Letting Go of an Opportunity

Letting Go of an Opportunity

Have you ever worked on a prospect who did everything right?

  • They showed genuine interest.
  • They gave you access to decision-makers.
  • They confirmed they had the budget.
  • They returned your calls promptly.

On paper, they were the perfect opportunity. They checked every box of a “qualified prospect.” They even matched your ideal customer profile.

And yet… they never bought.

Each time you follow up, they tell you they’re “still considering” your proposal. No objections. No pushback on price. No budget concerns. Just polite delay. Meanwhile, your sales manager is asking the uncomfortable question: Is this ever going to close?

Early in my sales career, I faced this exact situation.

I was pursuing a large manufacturing company that was clearly in the market for what I sold. They provided extensive sample data for a test. My team and I spent an entire weekend entering the data into our system. When I presented the results to the Tax Manager, Nate, he compared our report to his own calculations.

They matched. To the exact cent.

I was ecstatic. We had proven the accuracy of our product. We had demonstrated integrity. We were the right solution.

I confidently asked Nate if they were ready to move forward.

“I think so,” he replied.

Weeks passed. Then months.

They never purchased.

Eventually, I realized the truth: the executive team had decided that the cost of doing nothing was preferable to the cost of change.

That experience taught me three powerful lessons:

  1. Qualification is not confirmation.

Just because a prospect meets every qualification criterion does not mean they are committed to buying. And even if they were committed at the beginning, priorities shift. Budgets get redirected. Leadership changes focus. You must continually reassess not just their ability to buy — but their willingness to buy. And as I discussed recently, know the “Real Why.”

  1. Hope is not a strategy.!

The prospect was reluctant to deliver bad news. I was reluctant to confront reality. I wanted the deal to close, so I avoided asking the harder, more direct questions. Optimism without verification can trap you in false momentum.

  1. Interest diminishes over time.

From this, I developed what I call the Theory of Diminishing Interest.

The moment of greatest buyer interest in purchasing occurs when the team decides which solution they want. From that point forward, if no action is taken, interest begins to decline — and it declines at an accelerating rate.

Each day that passes without commitment:

  • Internal enthusiasm fades.
  • Competing priorities grow louder.
  • The perceived urgency weakens.
  • “Doing nothing” becomes more comfortable. And it eventually will overtake your solution.

Graphically, it’s not a straight line. It’s a downward curve.

 

The longer a deal stalls, the harder it becomes to revive.
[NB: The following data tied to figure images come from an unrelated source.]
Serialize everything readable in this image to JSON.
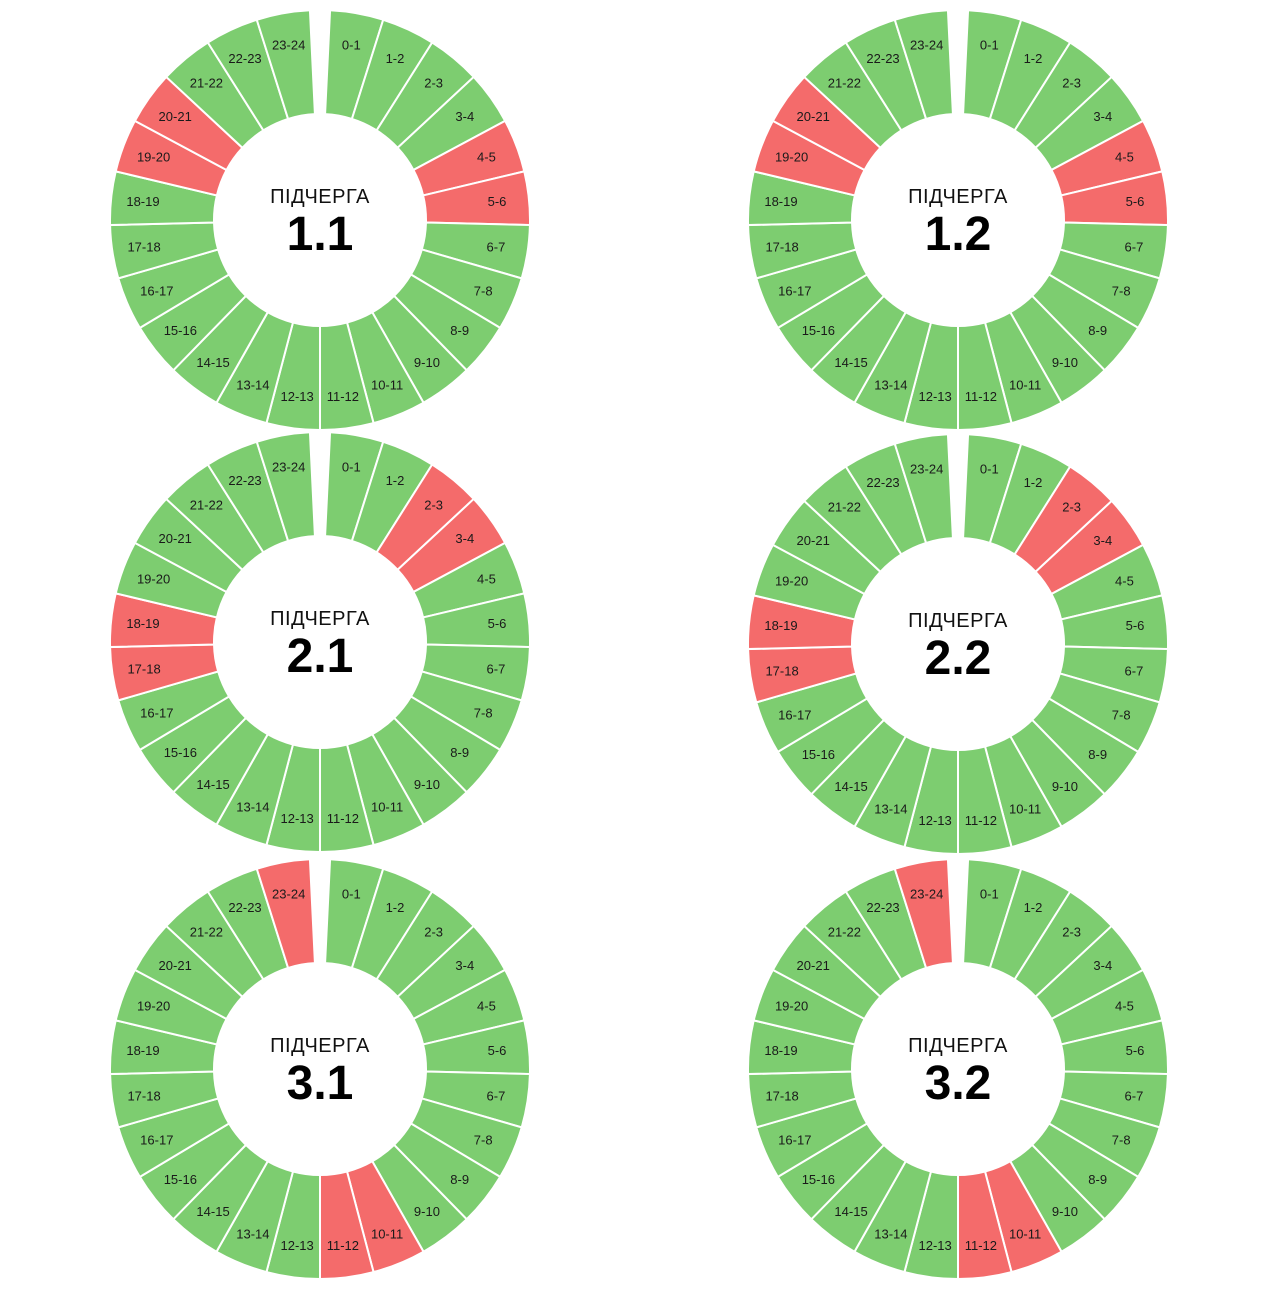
{
  "colors": {
    "on": "#7dcd70",
    "off": "#f46b6b",
    "separator": "#ffffff"
  },
  "hour_labels": [
    "0-1",
    "1-2",
    "2-3",
    "3-4",
    "4-5",
    "5-6",
    "6-7",
    "7-8",
    "8-9",
    "9-10",
    "10-11",
    "11-12",
    "12-13",
    "13-14",
    "14-15",
    "15-16",
    "16-17",
    "17-18",
    "18-19",
    "19-20",
    "20-21",
    "21-22",
    "22-23",
    "23-24"
  ],
  "chart_data": [
    {
      "type": "pie",
      "label": "ПІДЧЕРГА",
      "queue": "1.1",
      "off_hours": [
        "4-5",
        "5-6",
        "19-20",
        "20-21"
      ]
    },
    {
      "type": "pie",
      "label": "ПІДЧЕРГА",
      "queue": "1.2",
      "off_hours": [
        "4-5",
        "5-6",
        "19-20",
        "20-21"
      ]
    },
    {
      "type": "pie",
      "label": "ПІДЧЕРГА",
      "queue": "2.1",
      "off_hours": [
        "2-3",
        "3-4",
        "17-18",
        "18-19"
      ]
    },
    {
      "type": "pie",
      "label": "ПІДЧЕРГА",
      "queue": "2.2",
      "off_hours": [
        "2-3",
        "3-4",
        "17-18",
        "18-19"
      ]
    },
    {
      "type": "pie",
      "label": "ПІДЧЕРГА",
      "queue": "3.1",
      "off_hours": [
        "10-11",
        "11-12",
        "23-24"
      ]
    },
    {
      "type": "pie",
      "label": "ПІДЧЕРГА",
      "queue": "3.2",
      "off_hours": [
        "10-11",
        "11-12",
        "23-24"
      ]
    }
  ]
}
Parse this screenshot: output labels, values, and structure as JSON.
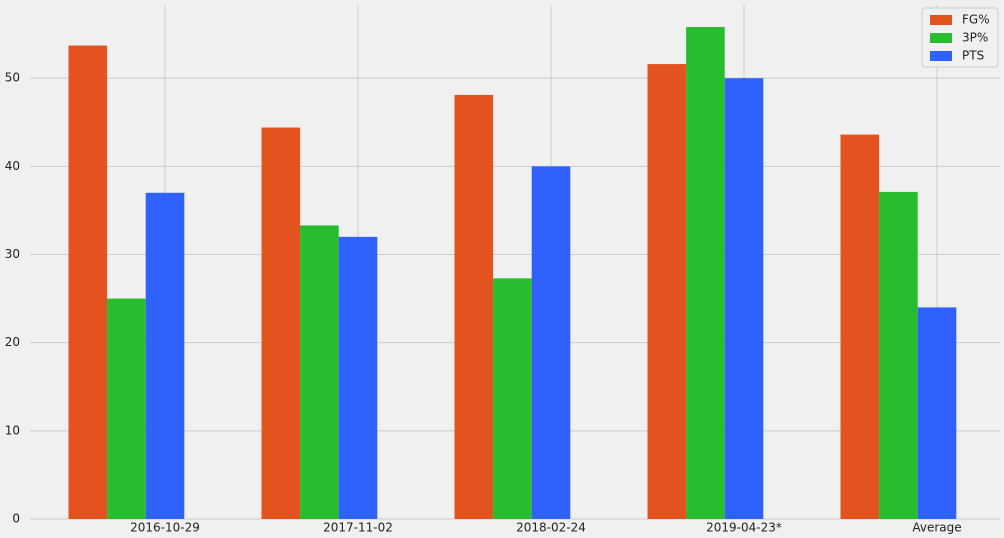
{
  "chart_data": {
    "type": "bar",
    "categories": [
      "2016-10-29",
      "2017-11-02",
      "2018-02-24",
      "2019-04-23*",
      "Average"
    ],
    "series": [
      {
        "name": "FG%",
        "color": "#e3531f",
        "values": [
          53.7,
          44.4,
          48.1,
          51.6,
          43.6
        ]
      },
      {
        "name": "3P%",
        "color": "#27bd2e",
        "values": [
          25.0,
          33.3,
          27.3,
          55.8,
          37.1
        ]
      },
      {
        "name": "PTS",
        "color": "#2f62fc",
        "values": [
          37,
          32,
          40,
          50,
          24
        ]
      }
    ],
    "ylim": [
      0,
      58.3
    ],
    "yticks": [
      0,
      10,
      20,
      30,
      40,
      50
    ],
    "grid": true,
    "legend": "upper right"
  }
}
And here’s the hardest lesson of all:

It is emotionally difficult to let go of an opportunity you’ve invested time, effort, and hope into. But sunk cost is not future revenue. The sooner you recognize when interest has declined beyond recovery, the sooner you can redirect your energy toward real opportunities.

Sales success isn’t just about closing deals.
It’s about knowing when to close the file.

Because the faster you stop chasing yesterday’s fading opportunity, the faster you can start closing tomorrow’s sale — and achieving your goals.